You are viewing a plain text version of this content. The canonical link for it is here.
Posted to users@airflow.apache.org by Daniel Standish <dp...@gmail.com> on 2021/06/10 03:16:35 UTC

dynamic task scenario

*background*

Suppose you have a dag with tasks that run some data science model for
*active* AB tests.

Suppose there are 2-5 tests running at any given time.

And the tests come and go every couple weeks.

Right now what I'm doing is I have a task at start of dag that updates an
airflow variable with the list of active experiments.

Then the dag iterates through this variable and defines the tasks.

This is a little hacky but since the active experiments don't change that
rapidly it works fine.

*question*

How would you handle this scenario?

*thoughts*

We could combine the model runs into a single task.  Then we wouldn't need
the update vars step.  But then you're running in series which is slow, and
you don't have distinct task logs and retry.

*idea*

maybe there wants to be some kind of "subtask" concept.  some way for one
task to spawn any number of tasks based on the circumstances it finds (e.g.
the specific list of active AB tests right now).

thoughts?

Re: dynamic task scenario

Posted by Bruno Gonzalez <br...@homelight.com>.
Hi Daniel. We have a similar scenario and we're using almost the same
approach. The difference is that we use a file that is copied locally to
the workers and is used by the DAG to define the tasks.

I didn't analyze all the new features in Airflow 2, but tried the subtask
approach with the last versions of 1.10 and didn't work as intended.

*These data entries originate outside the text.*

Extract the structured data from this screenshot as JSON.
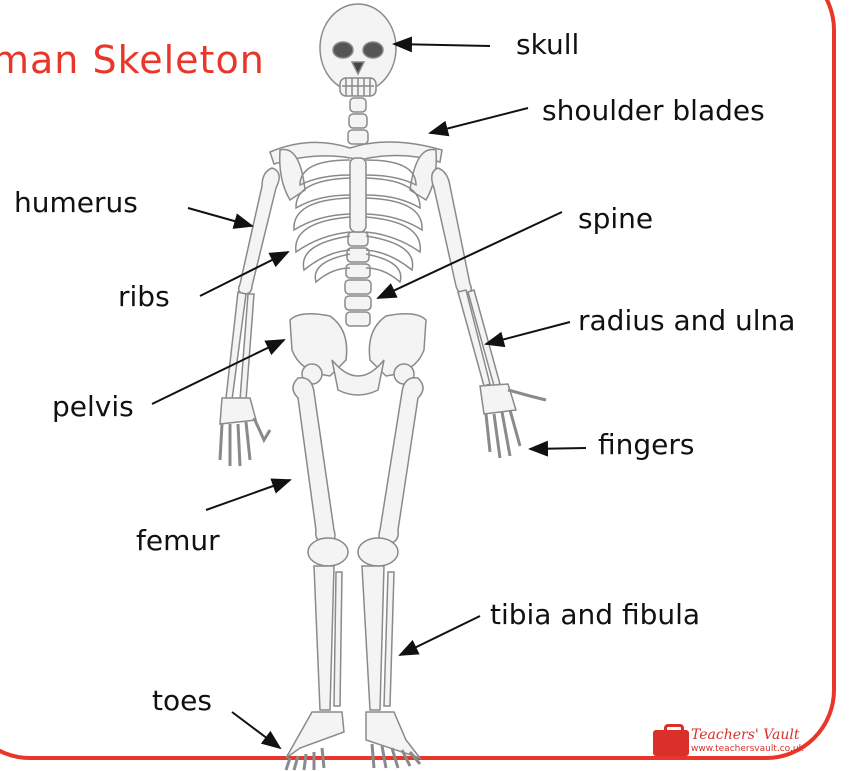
{
  "title": "man Skeleton",
  "labels": {
    "skull": "skull",
    "shoulder_blades": "shoulder blades",
    "humerus": "humerus",
    "spine": "spine",
    "ribs": "ribs",
    "radius_and_ulna": "radius and ulna",
    "pelvis": "pelvis",
    "fingers": "fingers",
    "femur": "femur",
    "tibia_and_fibula": "tibia and fibula",
    "toes": "toes"
  },
  "logo": {
    "name": "Teachers' Vault",
    "url": "www.teachersvault.co.uk"
  },
  "colors": {
    "accent": "#e8372a",
    "bone_fill": "#f4f4f4",
    "bone_stroke": "#8a8a8a",
    "text": "#111111"
  }
}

Would be great if someone else could drop some thoughts and discuss a
"better" solution.

On Thu, Jun 10, 2021 at 12:17 AM Daniel Standish <dp...@gmail.com>
wrote:

> *background*
>
> Suppose you have a dag with tasks that run some data science model for
> *active* AB tests.
>
> Suppose there are 2-5 tests running at any given time.
>
> And the tests come and go every couple weeks.
>
> Right now what I'm doing is I have a task at start of dag that updates an
> airflow variable with the list of active experiments.
>
> Then the dag iterates through this variable and defines the tasks.
>
> This is a little hacky but since the active experiments don't change that
> rapidly it works fine.
>
> *question*
>
> How would you handle this scenario?
>
> *thoughts*
>
> We could combine the model runs into a single task.  Then we wouldn't need
> the update vars step.  But then you're running in series which is slow, and
> you don't have distinct task logs and retry.
>
> *idea*
>
> maybe there wants to be some kind of "subtask" concept.  some way for one
> task to spawn any number of tasks based on the circumstances it finds (e.g.
> the specific list of active AB tests right now).
>
> thoughts?
>
>